# Matchbox LRDG done!



## Faust (Dec 1, 2012)

One of the hardest things about finally getting your hands on a “grail” kit is deciding if you’re good enough to build it. Well, at least that’s what I find. I used to always worry that I’d somehow screw it all up and be worse off than when I started. However, the more I model, the more I realize that grail kits are the ones I really should be building first. I mean, what’s the point in having something you’ve longed for if it’s just going to sit in a box, right?

A perfect example is the Matchbox 1/76 LRDG set. I’ve wanted this Orange Range two-vehicle set since even before I became obsessed with Matchbox armour. Of course, once that bug took hold, getting this went to an even higher priority. I never had luck finding one, until my good friend Alan sent me one, out of the blue! Thanks again, man!

I couldn’t resist the siren call of all that original Matchbox box art and those three-colour pieces, and decided that, no matter how it came out, I’d feel a lot better getting a chance to build this one! So, off I went, and now it’s all done.

Check out this awesome little blast from the past below.

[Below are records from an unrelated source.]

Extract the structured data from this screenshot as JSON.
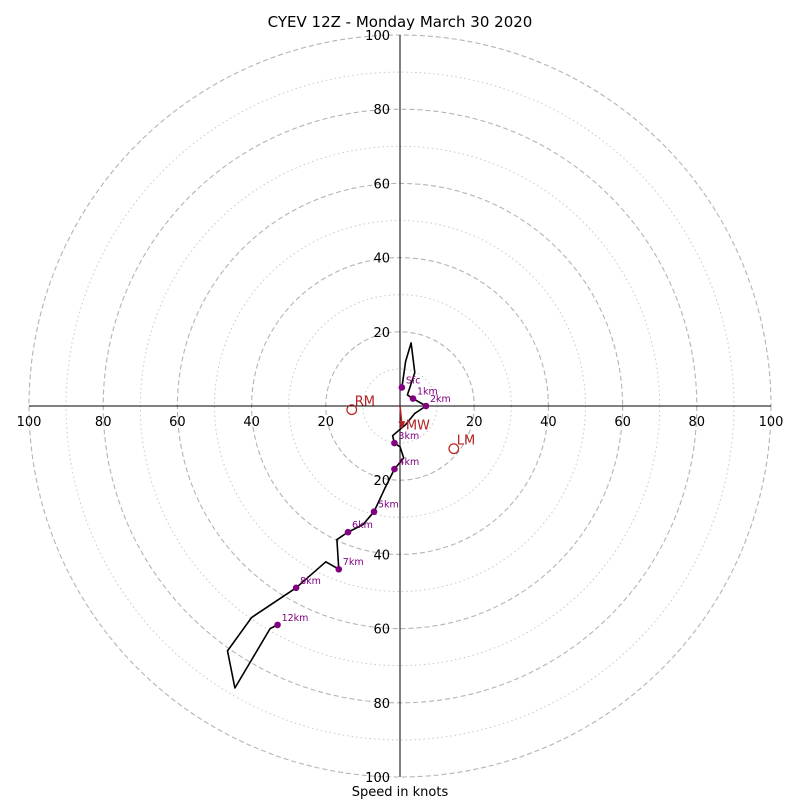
{
  "chart_data": {
    "type": "hodograph",
    "title": "CYEV 12Z - Monday March 30 2020",
    "xlabel": "Speed in knots",
    "max_speed": 100,
    "rings_major": [
      20,
      40,
      60,
      80,
      100
    ],
    "rings_minor": [
      10,
      30,
      50,
      70,
      90
    ],
    "tick_labels": {
      "left": [
        "100",
        "80",
        "60",
        "40",
        "20"
      ],
      "right": [
        "20",
        "40",
        "60",
        "80",
        "100"
      ],
      "top": [
        "20",
        "40",
        "60",
        "80",
        "100"
      ],
      "bottom": [
        "20",
        "40",
        "60",
        "80",
        "100"
      ]
    },
    "trace": {
      "color": "#000000",
      "points": [
        {
          "u": 0.5,
          "v": 5
        },
        {
          "u": 1.5,
          "v": 12
        },
        {
          "u": 3,
          "v": 17
        },
        {
          "u": 4,
          "v": 9
        },
        {
          "u": 2,
          "v": 3
        },
        {
          "u": 3.5,
          "v": 2
        },
        {
          "u": 7,
          "v": 0
        },
        {
          "u": 4,
          "v": -2
        },
        {
          "u": 1.5,
          "v": -5
        },
        {
          "u": -2,
          "v": -8
        },
        {
          "u": -1.5,
          "v": -10
        },
        {
          "u": 0,
          "v": -11
        },
        {
          "u": 1,
          "v": -14
        },
        {
          "u": -1.5,
          "v": -17
        },
        {
          "u": -4,
          "v": -22
        },
        {
          "u": -7,
          "v": -28.5
        },
        {
          "u": -10,
          "v": -32
        },
        {
          "u": -14,
          "v": -34
        },
        {
          "u": -17,
          "v": -36
        },
        {
          "u": -16.5,
          "v": -44
        },
        {
          "u": -20,
          "v": -42
        },
        {
          "u": -28,
          "v": -49
        },
        {
          "u": -40,
          "v": -57
        },
        {
          "u": -46.5,
          "v": -66
        },
        {
          "u": -44.5,
          "v": -76
        },
        {
          "u": -35,
          "v": -60
        },
        {
          "u": -33,
          "v": -59
        }
      ]
    },
    "height_markers": {
      "color": "#800080",
      "points": [
        {
          "label": "Sfc",
          "u": 0.5,
          "v": 5
        },
        {
          "label": "1km",
          "u": 3.5,
          "v": 2
        },
        {
          "label": "2km",
          "u": 7,
          "v": 0
        },
        {
          "label": "3km",
          "u": -1.5,
          "v": -10
        },
        {
          "label": "4km",
          "u": -1.5,
          "v": -17
        },
        {
          "label": "5km",
          "u": -7,
          "v": -28.5
        },
        {
          "label": "6km",
          "u": -14,
          "v": -34
        },
        {
          "label": "7km",
          "u": -16.5,
          "v": -44
        },
        {
          "label": "8km",
          "u": -28,
          "v": -49
        },
        {
          "label": "12km",
          "u": -33,
          "v": -59
        }
      ]
    },
    "storm_motion": {
      "color": "#b22222",
      "RM": {
        "label": "RM",
        "u": -13,
        "v": -1
      },
      "LM": {
        "label": "LM",
        "u": 14.5,
        "v": -11.5
      },
      "MW": {
        "label": "MW",
        "u": 0.5,
        "v": -6
      }
    },
    "grid": true
  }
}
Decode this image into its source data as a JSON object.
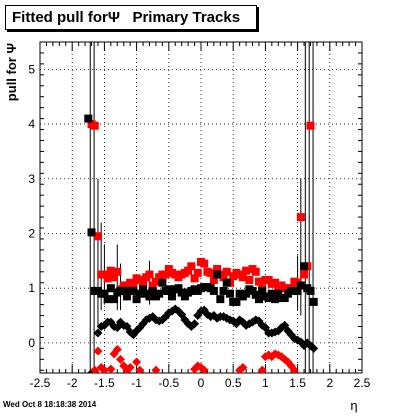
{
  "title": "Fitted pull forΨ   Primary Tracks",
  "timestamp": "Wed Oct  8 18:18:38 2014",
  "chart_data": {
    "type": "scatter",
    "title": "Fitted pull forΨ   Primary Tracks",
    "xlabel": "η",
    "ylabel": "pull for Ψ",
    "xlim": [
      -2.5,
      2.5
    ],
    "ylim": [
      -0.55,
      5.5
    ],
    "grid": true,
    "x_ticks": [
      "-2.5",
      "-2",
      "-1.5",
      "-1",
      "-0.5",
      "0",
      "0.5",
      "1",
      "1.5",
      "2",
      "2.5"
    ],
    "y_ticks": [
      "0",
      "1",
      "2",
      "3",
      "4",
      "5"
    ],
    "series": [
      {
        "marker": "square",
        "color": "#ff0000",
        "points": [
          [
            -1.7,
            4.0
          ],
          [
            -1.65,
            3.97
          ],
          [
            -1.6,
            1.95
          ],
          [
            -1.55,
            1.25
          ],
          [
            -1.5,
            1.25
          ],
          [
            -1.45,
            1.18
          ],
          [
            -1.4,
            1.32
          ],
          [
            -1.35,
            1.2
          ],
          [
            -1.3,
            1.3
          ],
          [
            -1.25,
            0.98
          ],
          [
            -1.2,
            1.05
          ],
          [
            -1.15,
            1.05
          ],
          [
            -1.1,
            1.1
          ],
          [
            -1.05,
            1.08
          ],
          [
            -1.0,
            1.18
          ],
          [
            -0.95,
            1.15
          ],
          [
            -0.9,
            1.1
          ],
          [
            -0.85,
            1.2
          ],
          [
            -0.8,
            1.25
          ],
          [
            -0.75,
            1.05
          ],
          [
            -0.7,
            1.12
          ],
          [
            -0.65,
            1.2
          ],
          [
            -0.6,
            1.25
          ],
          [
            -0.55,
            1.25
          ],
          [
            -0.5,
            1.35
          ],
          [
            -0.45,
            1.28
          ],
          [
            -0.4,
            1.25
          ],
          [
            -0.35,
            1.2
          ],
          [
            -0.3,
            1.25
          ],
          [
            -0.25,
            1.28
          ],
          [
            -0.2,
            1.32
          ],
          [
            -0.15,
            1.4
          ],
          [
            -0.1,
            1.18
          ],
          [
            -0.05,
            1.28
          ],
          [
            0.0,
            1.48
          ],
          [
            0.05,
            1.45
          ],
          [
            0.1,
            1.3
          ],
          [
            0.15,
            1.28
          ],
          [
            0.2,
            1.15
          ],
          [
            0.25,
            1.35
          ],
          [
            0.3,
            1.25
          ],
          [
            0.35,
            1.2
          ],
          [
            0.4,
            1.3
          ],
          [
            0.45,
            1.1
          ],
          [
            0.5,
            1.22
          ],
          [
            0.55,
            1.28
          ],
          [
            0.6,
            1.25
          ],
          [
            0.65,
            1.2
          ],
          [
            0.7,
            1.32
          ],
          [
            0.75,
            1.15
          ],
          [
            0.8,
            1.35
          ],
          [
            0.85,
            1.3
          ],
          [
            0.9,
            1.12
          ],
          [
            0.95,
            1.0
          ],
          [
            1.0,
            1.15
          ],
          [
            1.05,
            1.15
          ],
          [
            1.1,
            1.08
          ],
          [
            1.15,
            1.1
          ],
          [
            1.2,
            0.98
          ],
          [
            1.25,
            1.05
          ],
          [
            1.3,
            1.0
          ],
          [
            1.35,
            1.0
          ],
          [
            1.4,
            1.0
          ],
          [
            1.45,
            1.12
          ],
          [
            1.5,
            1.1
          ],
          [
            1.55,
            2.3
          ],
          [
            1.6,
            1.25
          ],
          [
            1.65,
            1.4
          ],
          [
            1.7,
            3.97
          ]
        ]
      },
      {
        "marker": "square",
        "color": "#000000",
        "points": [
          [
            -1.75,
            4.1
          ],
          [
            -1.7,
            2.02
          ],
          [
            -1.65,
            0.95
          ],
          [
            -1.6,
            0.95
          ],
          [
            -1.55,
            0.9
          ],
          [
            -1.5,
            0.9
          ],
          [
            -1.45,
            0.8
          ],
          [
            -1.4,
            1.0
          ],
          [
            -1.35,
            0.8
          ],
          [
            -1.3,
            0.92
          ],
          [
            -1.25,
            0.95
          ],
          [
            -1.2,
            0.95
          ],
          [
            -1.15,
            0.85
          ],
          [
            -1.1,
            0.95
          ],
          [
            -1.05,
            0.95
          ],
          [
            -1.0,
            0.8
          ],
          [
            -0.95,
            0.9
          ],
          [
            -0.9,
            0.98
          ],
          [
            -0.85,
            0.9
          ],
          [
            -0.8,
            0.85
          ],
          [
            -0.75,
            0.95
          ],
          [
            -0.7,
            0.85
          ],
          [
            -0.65,
            0.9
          ],
          [
            -0.6,
            1.1
          ],
          [
            -0.55,
            0.95
          ],
          [
            -0.5,
            0.98
          ],
          [
            -0.45,
            0.85
          ],
          [
            -0.4,
            0.98
          ],
          [
            -0.35,
            1.0
          ],
          [
            -0.3,
            0.92
          ],
          [
            -0.25,
            0.85
          ],
          [
            -0.2,
            0.92
          ],
          [
            -0.15,
            0.95
          ],
          [
            -0.1,
            0.98
          ],
          [
            -0.05,
            0.95
          ],
          [
            0.0,
            1.0
          ],
          [
            0.05,
            1.02
          ],
          [
            0.1,
            1.02
          ],
          [
            0.15,
            1.0
          ],
          [
            0.2,
            0.95
          ],
          [
            0.25,
            1.25
          ],
          [
            0.3,
            0.8
          ],
          [
            0.35,
            0.95
          ],
          [
            0.4,
            1.1
          ],
          [
            0.45,
            0.9
          ],
          [
            0.5,
            0.75
          ],
          [
            0.55,
            0.75
          ],
          [
            0.6,
            0.9
          ],
          [
            0.65,
            0.85
          ],
          [
            0.7,
            0.9
          ],
          [
            0.75,
            0.98
          ],
          [
            0.8,
            0.95
          ],
          [
            0.85,
            0.88
          ],
          [
            0.9,
            0.8
          ],
          [
            0.95,
            0.95
          ],
          [
            1.0,
            0.85
          ],
          [
            1.05,
            0.82
          ],
          [
            1.1,
            0.9
          ],
          [
            1.15,
            0.8
          ],
          [
            1.2,
            0.9
          ],
          [
            1.25,
            0.82
          ],
          [
            1.3,
            0.82
          ],
          [
            1.35,
            0.9
          ],
          [
            1.4,
            0.95
          ],
          [
            1.45,
            0.95
          ],
          [
            1.5,
            0.95
          ],
          [
            1.55,
            1.05
          ],
          [
            1.6,
            1.4
          ],
          [
            1.65,
            1.0
          ],
          [
            1.7,
            0.95
          ],
          [
            1.75,
            0.75
          ]
        ]
      },
      {
        "marker": "diamond",
        "color": "#000000",
        "points": [
          [
            -1.7,
            -0.55
          ],
          [
            -1.6,
            0.18
          ],
          [
            -1.55,
            0.3
          ],
          [
            -1.5,
            0.32
          ],
          [
            -1.45,
            0.38
          ],
          [
            -1.4,
            0.38
          ],
          [
            -1.35,
            0.3
          ],
          [
            -1.3,
            0.28
          ],
          [
            -1.25,
            0.38
          ],
          [
            -1.2,
            0.32
          ],
          [
            -1.15,
            0.3
          ],
          [
            -1.1,
            0.2
          ],
          [
            -1.05,
            0.15
          ],
          [
            -1.0,
            0.22
          ],
          [
            -0.95,
            0.28
          ],
          [
            -0.9,
            0.35
          ],
          [
            -0.85,
            0.42
          ],
          [
            -0.8,
            0.45
          ],
          [
            -0.75,
            0.48
          ],
          [
            -0.7,
            0.42
          ],
          [
            -0.65,
            0.4
          ],
          [
            -0.6,
            0.42
          ],
          [
            -0.55,
            0.48
          ],
          [
            -0.5,
            0.55
          ],
          [
            -0.45,
            0.58
          ],
          [
            -0.4,
            0.62
          ],
          [
            -0.35,
            0.58
          ],
          [
            -0.3,
            0.52
          ],
          [
            -0.25,
            0.42
          ],
          [
            -0.2,
            0.35
          ],
          [
            -0.15,
            0.3
          ],
          [
            -0.1,
            0.35
          ],
          [
            -0.05,
            0.5
          ],
          [
            0.0,
            0.58
          ],
          [
            0.05,
            0.6
          ],
          [
            0.1,
            0.52
          ],
          [
            0.15,
            0.48
          ],
          [
            0.2,
            0.5
          ],
          [
            0.25,
            0.45
          ],
          [
            0.3,
            0.48
          ],
          [
            0.35,
            0.48
          ],
          [
            0.4,
            0.45
          ],
          [
            0.45,
            0.42
          ],
          [
            0.5,
            0.4
          ],
          [
            0.55,
            0.35
          ],
          [
            0.6,
            0.42
          ],
          [
            0.65,
            0.38
          ],
          [
            0.7,
            0.32
          ],
          [
            0.75,
            0.35
          ],
          [
            0.8,
            0.38
          ],
          [
            0.85,
            0.42
          ],
          [
            0.9,
            0.4
          ],
          [
            0.95,
            0.32
          ],
          [
            1.0,
            0.28
          ],
          [
            1.05,
            0.18
          ],
          [
            1.1,
            0.18
          ],
          [
            1.15,
            0.2
          ],
          [
            1.2,
            0.22
          ],
          [
            1.25,
            0.28
          ],
          [
            1.3,
            0.32
          ],
          [
            1.35,
            0.22
          ],
          [
            1.4,
            0.15
          ],
          [
            1.45,
            0.08
          ],
          [
            1.5,
            0.05
          ],
          [
            1.55,
            0.02
          ],
          [
            1.6,
            -0.05
          ],
          [
            1.65,
            0.0
          ],
          [
            1.7,
            -0.05
          ],
          [
            1.75,
            -0.1
          ]
        ]
      },
      {
        "marker": "diamond",
        "color": "#ff0000",
        "points": [
          [
            -1.65,
            -0.5
          ],
          [
            -1.6,
            -0.15
          ],
          [
            -1.55,
            -0.45
          ],
          [
            -1.5,
            -0.5
          ],
          [
            -1.4,
            -0.48
          ],
          [
            -1.35,
            -0.2
          ],
          [
            -1.3,
            -0.12
          ],
          [
            -1.25,
            -0.3
          ],
          [
            -1.2,
            -0.42
          ],
          [
            -1.15,
            -0.5
          ],
          [
            -1.1,
            -0.45
          ],
          [
            -1.0,
            -0.35
          ],
          [
            -0.95,
            -0.5
          ],
          [
            -0.7,
            -0.5
          ],
          [
            -0.1,
            -0.48
          ],
          [
            -0.05,
            -0.42
          ],
          [
            0.0,
            -0.45
          ],
          [
            0.05,
            -0.5
          ],
          [
            0.6,
            -0.5
          ],
          [
            0.65,
            -0.45
          ],
          [
            0.95,
            -0.5
          ],
          [
            1.0,
            -0.25
          ],
          [
            1.05,
            -0.22
          ],
          [
            1.1,
            -0.25
          ],
          [
            1.15,
            -0.2
          ],
          [
            1.2,
            -0.22
          ],
          [
            1.25,
            -0.25
          ],
          [
            1.3,
            -0.3
          ],
          [
            1.35,
            -0.35
          ],
          [
            1.4,
            -0.42
          ],
          [
            1.45,
            -0.5
          ]
        ]
      }
    ],
    "error_bars": [
      {
        "x": -1.72,
        "ylo": -0.55,
        "yhi": 5.5
      },
      {
        "x": -1.66,
        "ylo": -0.55,
        "yhi": 5.5
      },
      {
        "x": -1.6,
        "ylo": 0.3,
        "yhi": 3.0
      },
      {
        "x": -1.55,
        "ylo": 0.6,
        "yhi": 2.2
      },
      {
        "x": -1.5,
        "ylo": 0.7,
        "yhi": 1.8
      },
      {
        "x": -1.3,
        "ylo": 0.6,
        "yhi": 1.8
      },
      {
        "x": -1.25,
        "ylo": 0.6,
        "yhi": 1.45
      },
      {
        "x": -0.8,
        "ylo": 0.7,
        "yhi": 1.5
      },
      {
        "x": 1.5,
        "ylo": 0.6,
        "yhi": 1.6
      },
      {
        "x": 1.55,
        "ylo": 0.5,
        "yhi": 3.0
      },
      {
        "x": 1.62,
        "ylo": -0.55,
        "yhi": 5.5
      },
      {
        "x": 1.68,
        "ylo": -0.55,
        "yhi": 5.5
      },
      {
        "x": 1.74,
        "ylo": -0.55,
        "yhi": 5.5
      }
    ]
  }
}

I’m pretty pleased with how it turned out; given I’m not an “armour guy”, and I just kept it simple to what was in the box, I think it looks good. At least I didn’t ruin it!









Matchbox 1/76 LRDG


In World War II, recon meant having eyes on the target. Far from today’s ability to use satellites and drones to find out what the enemy is up to, the warriors of that global conflict had to get ri…




adamrehorn.wordpress.com


----------



## Milton Fox Racing (May 27, 2014)

Very nice! 🤙


----------



## daytime dave (Jan 14, 2017)

I'm glad you got the kit and decided to build it. You did a great job. Thanks for sharing it and your story.


----------